Tamara Stuby est une artiste âgée de 46 ans de Poughkeepsie, New York, qui a déménagé à Buenos Aires en 1995 et a épousé une artiste argentine avec laquelle elle dirige un programme intitulé El Basilisco, qui héberge divers artistes pendant dix semaines. "C'est un endroit fantastique pour vivre et travailler", déclare Stuby à propos de la ville.

Malgré les similitudes entre Buenos Aires et Paris d'aujourd'hui dans les années 1920, il y a une grande différence: Internet. Pour chaque étranger qui tente de s'intégrer dans une scène artistique existante, il y a quelqu'un d'autre avec un ordinateur portable qui travaille dans un appartement de Buenos Aires pour un employeur étranger. Tom et Maya Frost, un couple dans la quarantaine, ont sous-traité trois ans à Buenos Aires. il y a de la région de Portland, Oregon. Tom fait le même travail que précédemment: importer des bijoux asiatiques aux États-Unis. "Nous avons vraiment gagné le gros lot", dit Tom. "C'est un endroit tellement incroyable." Les Frost ont quatre filles âgées de 18 à 22 ans et Maya Frost a déclaré avoir économisé de l'argent pour son éducation en vivant en Argentine. "Nous dépensons beaucoup moins d'argent par mois, nous vivons beaucoup mieux et nous avons plus de temps pour passer du temps avec nos enfants", a déclaré Maya. "Qu'est-ce qui ne pas aimer?"

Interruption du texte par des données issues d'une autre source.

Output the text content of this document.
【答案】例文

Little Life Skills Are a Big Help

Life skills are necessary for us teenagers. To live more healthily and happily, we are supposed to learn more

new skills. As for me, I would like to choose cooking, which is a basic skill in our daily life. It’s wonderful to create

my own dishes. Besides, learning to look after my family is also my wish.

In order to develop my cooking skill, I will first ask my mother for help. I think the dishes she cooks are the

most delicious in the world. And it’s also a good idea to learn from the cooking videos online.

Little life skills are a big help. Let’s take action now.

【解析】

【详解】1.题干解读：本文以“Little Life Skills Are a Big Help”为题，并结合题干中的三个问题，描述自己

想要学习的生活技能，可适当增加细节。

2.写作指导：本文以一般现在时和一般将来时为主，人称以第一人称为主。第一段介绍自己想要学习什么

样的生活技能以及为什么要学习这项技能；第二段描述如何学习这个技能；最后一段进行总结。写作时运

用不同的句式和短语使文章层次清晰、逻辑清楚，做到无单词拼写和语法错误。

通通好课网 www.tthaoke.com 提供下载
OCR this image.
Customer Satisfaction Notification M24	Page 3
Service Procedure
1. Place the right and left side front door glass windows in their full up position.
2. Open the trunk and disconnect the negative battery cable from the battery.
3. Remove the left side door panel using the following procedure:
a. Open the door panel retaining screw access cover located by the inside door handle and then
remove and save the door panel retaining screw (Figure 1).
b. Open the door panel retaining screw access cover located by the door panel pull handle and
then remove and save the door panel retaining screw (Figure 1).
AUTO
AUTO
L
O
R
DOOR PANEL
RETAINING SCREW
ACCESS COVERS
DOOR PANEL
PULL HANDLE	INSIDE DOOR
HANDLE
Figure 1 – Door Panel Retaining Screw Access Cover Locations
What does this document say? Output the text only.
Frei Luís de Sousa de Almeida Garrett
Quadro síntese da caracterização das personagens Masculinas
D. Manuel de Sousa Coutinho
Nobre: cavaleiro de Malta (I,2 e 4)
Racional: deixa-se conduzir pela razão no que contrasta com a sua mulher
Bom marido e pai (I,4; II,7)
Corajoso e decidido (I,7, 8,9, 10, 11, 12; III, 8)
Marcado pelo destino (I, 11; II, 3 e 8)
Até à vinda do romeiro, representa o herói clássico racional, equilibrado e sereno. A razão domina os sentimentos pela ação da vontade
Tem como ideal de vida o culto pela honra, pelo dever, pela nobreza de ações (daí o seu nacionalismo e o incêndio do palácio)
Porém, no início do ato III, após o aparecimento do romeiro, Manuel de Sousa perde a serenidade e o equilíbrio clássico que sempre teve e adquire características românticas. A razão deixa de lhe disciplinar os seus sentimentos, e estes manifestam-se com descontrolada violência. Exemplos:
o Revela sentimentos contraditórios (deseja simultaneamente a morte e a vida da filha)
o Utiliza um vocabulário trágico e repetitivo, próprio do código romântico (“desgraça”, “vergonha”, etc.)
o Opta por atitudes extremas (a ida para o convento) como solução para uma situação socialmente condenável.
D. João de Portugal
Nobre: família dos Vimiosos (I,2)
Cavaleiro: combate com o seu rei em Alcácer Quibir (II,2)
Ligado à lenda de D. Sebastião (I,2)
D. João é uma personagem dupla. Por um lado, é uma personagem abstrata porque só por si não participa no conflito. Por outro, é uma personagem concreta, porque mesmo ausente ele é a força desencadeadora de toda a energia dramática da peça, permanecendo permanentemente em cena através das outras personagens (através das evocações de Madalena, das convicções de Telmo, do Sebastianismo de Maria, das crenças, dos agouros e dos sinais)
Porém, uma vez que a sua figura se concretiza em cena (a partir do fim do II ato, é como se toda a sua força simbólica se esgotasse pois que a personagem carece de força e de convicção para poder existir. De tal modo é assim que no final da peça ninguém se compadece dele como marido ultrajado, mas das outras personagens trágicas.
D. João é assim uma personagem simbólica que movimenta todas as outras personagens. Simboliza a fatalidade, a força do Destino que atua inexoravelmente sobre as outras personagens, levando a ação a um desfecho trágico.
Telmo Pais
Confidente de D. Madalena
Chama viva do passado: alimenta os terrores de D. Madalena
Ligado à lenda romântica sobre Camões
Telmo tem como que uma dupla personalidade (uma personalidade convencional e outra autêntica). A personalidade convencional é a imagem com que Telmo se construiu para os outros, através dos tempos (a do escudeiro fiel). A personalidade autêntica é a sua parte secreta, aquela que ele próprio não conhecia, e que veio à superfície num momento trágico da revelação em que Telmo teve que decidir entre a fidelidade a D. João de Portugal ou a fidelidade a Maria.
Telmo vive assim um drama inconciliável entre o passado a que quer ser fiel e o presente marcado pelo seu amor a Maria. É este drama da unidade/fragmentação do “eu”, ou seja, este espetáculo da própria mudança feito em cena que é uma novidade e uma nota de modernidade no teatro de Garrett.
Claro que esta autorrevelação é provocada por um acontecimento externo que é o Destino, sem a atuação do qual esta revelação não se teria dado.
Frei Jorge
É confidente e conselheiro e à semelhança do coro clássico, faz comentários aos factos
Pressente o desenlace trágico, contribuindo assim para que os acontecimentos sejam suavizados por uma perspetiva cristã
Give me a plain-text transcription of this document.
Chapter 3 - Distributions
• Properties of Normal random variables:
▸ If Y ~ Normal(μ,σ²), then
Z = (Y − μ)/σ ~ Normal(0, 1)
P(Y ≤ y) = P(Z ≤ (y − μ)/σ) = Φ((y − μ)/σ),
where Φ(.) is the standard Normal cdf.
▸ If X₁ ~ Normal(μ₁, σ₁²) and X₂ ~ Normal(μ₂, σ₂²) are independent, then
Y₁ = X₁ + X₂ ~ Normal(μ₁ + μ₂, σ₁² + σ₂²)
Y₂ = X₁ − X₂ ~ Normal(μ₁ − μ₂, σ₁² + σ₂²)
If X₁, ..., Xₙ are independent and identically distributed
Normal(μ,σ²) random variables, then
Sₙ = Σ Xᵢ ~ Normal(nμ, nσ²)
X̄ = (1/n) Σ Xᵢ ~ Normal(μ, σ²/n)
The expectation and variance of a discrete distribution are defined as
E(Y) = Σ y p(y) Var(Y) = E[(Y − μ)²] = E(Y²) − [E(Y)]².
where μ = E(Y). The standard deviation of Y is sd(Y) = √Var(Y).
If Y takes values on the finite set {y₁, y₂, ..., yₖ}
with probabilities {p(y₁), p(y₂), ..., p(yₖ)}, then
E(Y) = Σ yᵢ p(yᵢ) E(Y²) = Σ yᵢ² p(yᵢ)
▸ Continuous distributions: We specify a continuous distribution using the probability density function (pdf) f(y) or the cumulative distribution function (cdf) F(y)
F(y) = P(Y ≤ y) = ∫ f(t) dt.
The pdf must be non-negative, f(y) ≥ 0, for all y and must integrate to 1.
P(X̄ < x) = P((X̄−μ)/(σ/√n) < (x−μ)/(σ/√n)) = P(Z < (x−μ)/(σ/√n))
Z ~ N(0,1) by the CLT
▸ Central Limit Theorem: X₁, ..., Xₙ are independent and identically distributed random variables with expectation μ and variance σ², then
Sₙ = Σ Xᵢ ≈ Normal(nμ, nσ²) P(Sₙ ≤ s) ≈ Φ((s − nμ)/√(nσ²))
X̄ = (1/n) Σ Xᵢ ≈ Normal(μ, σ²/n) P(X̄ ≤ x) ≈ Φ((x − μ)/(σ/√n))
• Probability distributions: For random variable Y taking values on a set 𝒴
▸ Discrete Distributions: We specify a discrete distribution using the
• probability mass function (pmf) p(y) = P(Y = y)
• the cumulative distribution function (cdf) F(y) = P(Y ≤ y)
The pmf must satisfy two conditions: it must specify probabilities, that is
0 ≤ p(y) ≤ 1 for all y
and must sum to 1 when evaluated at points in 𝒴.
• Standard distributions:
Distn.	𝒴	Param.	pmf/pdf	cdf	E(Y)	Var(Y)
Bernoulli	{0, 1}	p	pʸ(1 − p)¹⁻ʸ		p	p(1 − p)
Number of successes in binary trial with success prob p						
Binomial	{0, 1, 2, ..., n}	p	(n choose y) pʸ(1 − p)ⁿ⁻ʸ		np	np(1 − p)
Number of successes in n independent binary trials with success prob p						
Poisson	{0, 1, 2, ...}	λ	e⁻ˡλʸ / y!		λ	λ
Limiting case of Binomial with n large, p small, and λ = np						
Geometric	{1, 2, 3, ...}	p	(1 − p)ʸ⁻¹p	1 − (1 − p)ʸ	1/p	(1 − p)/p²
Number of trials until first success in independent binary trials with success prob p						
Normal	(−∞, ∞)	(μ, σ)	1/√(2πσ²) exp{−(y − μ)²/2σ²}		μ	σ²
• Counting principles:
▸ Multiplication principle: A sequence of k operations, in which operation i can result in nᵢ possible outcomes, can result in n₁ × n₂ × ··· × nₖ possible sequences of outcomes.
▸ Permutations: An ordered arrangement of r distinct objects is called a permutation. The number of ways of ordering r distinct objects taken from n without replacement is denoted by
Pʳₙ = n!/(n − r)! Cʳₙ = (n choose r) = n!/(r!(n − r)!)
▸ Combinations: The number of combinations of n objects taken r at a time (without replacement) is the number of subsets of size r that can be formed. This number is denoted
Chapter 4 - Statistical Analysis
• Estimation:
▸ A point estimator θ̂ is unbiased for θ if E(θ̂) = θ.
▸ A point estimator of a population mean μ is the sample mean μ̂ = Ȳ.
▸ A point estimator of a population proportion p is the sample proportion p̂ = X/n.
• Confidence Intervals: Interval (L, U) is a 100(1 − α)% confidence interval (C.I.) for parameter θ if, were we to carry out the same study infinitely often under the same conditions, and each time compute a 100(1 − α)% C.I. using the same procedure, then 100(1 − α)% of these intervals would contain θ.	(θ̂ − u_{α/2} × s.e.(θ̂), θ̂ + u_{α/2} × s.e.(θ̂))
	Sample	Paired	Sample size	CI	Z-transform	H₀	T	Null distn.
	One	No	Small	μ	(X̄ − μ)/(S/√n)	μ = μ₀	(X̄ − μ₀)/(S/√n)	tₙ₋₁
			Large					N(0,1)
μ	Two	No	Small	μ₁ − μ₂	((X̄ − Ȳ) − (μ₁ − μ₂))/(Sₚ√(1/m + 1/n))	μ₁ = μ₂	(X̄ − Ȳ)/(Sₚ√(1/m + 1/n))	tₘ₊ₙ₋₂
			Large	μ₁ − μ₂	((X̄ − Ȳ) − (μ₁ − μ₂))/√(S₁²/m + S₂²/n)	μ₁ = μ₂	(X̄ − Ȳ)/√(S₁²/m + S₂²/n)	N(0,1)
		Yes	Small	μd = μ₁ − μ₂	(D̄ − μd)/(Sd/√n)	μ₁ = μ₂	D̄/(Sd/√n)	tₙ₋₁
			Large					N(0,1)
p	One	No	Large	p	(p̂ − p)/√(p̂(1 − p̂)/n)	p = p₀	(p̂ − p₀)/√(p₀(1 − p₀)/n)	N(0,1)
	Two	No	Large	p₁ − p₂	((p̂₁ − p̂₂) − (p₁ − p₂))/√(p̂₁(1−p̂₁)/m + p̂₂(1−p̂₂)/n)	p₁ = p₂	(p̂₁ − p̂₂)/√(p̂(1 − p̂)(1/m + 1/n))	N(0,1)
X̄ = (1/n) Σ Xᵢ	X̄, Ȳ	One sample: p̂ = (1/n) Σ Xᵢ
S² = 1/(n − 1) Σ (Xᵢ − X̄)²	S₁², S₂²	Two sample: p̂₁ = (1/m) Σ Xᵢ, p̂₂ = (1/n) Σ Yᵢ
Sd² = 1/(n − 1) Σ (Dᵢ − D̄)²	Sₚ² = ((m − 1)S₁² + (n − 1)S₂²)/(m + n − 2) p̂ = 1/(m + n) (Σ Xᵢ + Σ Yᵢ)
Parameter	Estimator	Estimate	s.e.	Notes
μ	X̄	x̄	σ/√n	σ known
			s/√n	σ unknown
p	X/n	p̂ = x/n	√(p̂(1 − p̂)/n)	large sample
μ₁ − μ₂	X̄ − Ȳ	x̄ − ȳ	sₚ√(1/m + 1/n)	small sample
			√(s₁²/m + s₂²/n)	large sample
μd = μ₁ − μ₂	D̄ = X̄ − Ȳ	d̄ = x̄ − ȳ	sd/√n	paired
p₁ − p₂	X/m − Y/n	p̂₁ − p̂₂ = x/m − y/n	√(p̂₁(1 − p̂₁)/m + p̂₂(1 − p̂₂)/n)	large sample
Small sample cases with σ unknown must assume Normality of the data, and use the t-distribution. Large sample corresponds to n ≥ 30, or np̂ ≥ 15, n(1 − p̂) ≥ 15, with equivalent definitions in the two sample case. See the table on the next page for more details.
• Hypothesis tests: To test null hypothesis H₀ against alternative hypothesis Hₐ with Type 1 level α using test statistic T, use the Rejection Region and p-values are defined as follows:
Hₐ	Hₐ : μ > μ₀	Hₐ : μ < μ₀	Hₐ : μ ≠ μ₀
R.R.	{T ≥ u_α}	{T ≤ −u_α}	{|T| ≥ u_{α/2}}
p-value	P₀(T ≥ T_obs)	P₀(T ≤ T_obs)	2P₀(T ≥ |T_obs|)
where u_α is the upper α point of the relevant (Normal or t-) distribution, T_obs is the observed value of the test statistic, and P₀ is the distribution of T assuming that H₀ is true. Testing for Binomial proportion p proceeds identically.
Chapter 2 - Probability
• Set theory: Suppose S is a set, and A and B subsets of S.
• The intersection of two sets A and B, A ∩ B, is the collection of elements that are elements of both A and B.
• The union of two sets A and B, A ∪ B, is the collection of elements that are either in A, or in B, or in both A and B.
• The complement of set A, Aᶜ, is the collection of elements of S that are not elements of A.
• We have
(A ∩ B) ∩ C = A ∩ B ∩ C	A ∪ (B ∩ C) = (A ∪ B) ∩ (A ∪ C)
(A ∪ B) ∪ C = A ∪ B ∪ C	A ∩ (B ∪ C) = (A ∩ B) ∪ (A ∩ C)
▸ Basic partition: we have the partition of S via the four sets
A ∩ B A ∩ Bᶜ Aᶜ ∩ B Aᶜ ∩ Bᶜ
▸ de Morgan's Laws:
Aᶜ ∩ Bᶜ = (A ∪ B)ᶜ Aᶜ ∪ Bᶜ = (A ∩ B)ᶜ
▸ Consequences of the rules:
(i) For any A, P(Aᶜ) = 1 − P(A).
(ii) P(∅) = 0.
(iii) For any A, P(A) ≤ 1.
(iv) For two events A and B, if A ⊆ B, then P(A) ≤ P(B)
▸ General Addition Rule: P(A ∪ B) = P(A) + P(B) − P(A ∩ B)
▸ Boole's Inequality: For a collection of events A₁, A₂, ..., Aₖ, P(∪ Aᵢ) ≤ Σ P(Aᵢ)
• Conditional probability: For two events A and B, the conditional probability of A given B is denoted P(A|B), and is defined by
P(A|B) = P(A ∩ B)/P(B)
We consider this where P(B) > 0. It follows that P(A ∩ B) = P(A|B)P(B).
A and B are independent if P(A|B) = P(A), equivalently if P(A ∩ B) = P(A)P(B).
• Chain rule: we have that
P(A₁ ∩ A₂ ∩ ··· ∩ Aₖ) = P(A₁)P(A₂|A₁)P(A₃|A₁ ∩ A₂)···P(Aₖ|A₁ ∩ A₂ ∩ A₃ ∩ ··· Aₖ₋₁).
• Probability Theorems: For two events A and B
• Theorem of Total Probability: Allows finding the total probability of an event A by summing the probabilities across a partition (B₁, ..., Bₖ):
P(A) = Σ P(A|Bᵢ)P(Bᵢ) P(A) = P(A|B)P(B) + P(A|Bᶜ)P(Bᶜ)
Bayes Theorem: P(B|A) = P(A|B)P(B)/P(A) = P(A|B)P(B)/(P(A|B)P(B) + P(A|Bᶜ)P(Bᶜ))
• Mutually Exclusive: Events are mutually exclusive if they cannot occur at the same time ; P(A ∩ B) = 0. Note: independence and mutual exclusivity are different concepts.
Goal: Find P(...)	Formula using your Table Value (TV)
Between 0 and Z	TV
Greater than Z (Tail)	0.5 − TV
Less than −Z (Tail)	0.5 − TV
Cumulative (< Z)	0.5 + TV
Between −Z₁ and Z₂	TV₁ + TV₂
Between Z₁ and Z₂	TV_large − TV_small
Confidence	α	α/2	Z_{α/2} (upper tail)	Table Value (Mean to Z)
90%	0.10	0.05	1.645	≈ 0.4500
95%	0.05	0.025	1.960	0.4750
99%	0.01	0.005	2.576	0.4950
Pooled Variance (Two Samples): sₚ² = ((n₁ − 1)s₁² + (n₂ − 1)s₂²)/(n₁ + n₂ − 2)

Maya est devenue tellement amoureuse de trouver des moyens alternatifs pour que les enfants aillent à l’éducation à l’étranger tout en évitant les programmes coûteux d’études à l’étranger qu’elle a écrit un livre à ce sujet, The New Global Student, publié le mois dernier. "J'ai été surprise de voir à quel point c'était facile", a-t-elle déclaré, faisant référence à la recherche d'un agent et d'un éditeur aux États-Unis par courrier électronique. "Cela montre que la chose virtuelle peut vraiment fonctionner."

Daniel Politi, qui écrit la chronique de Today's Papers pour Slate, et la photographe Anibal Greco habitent toutes deux à Buenos Aires.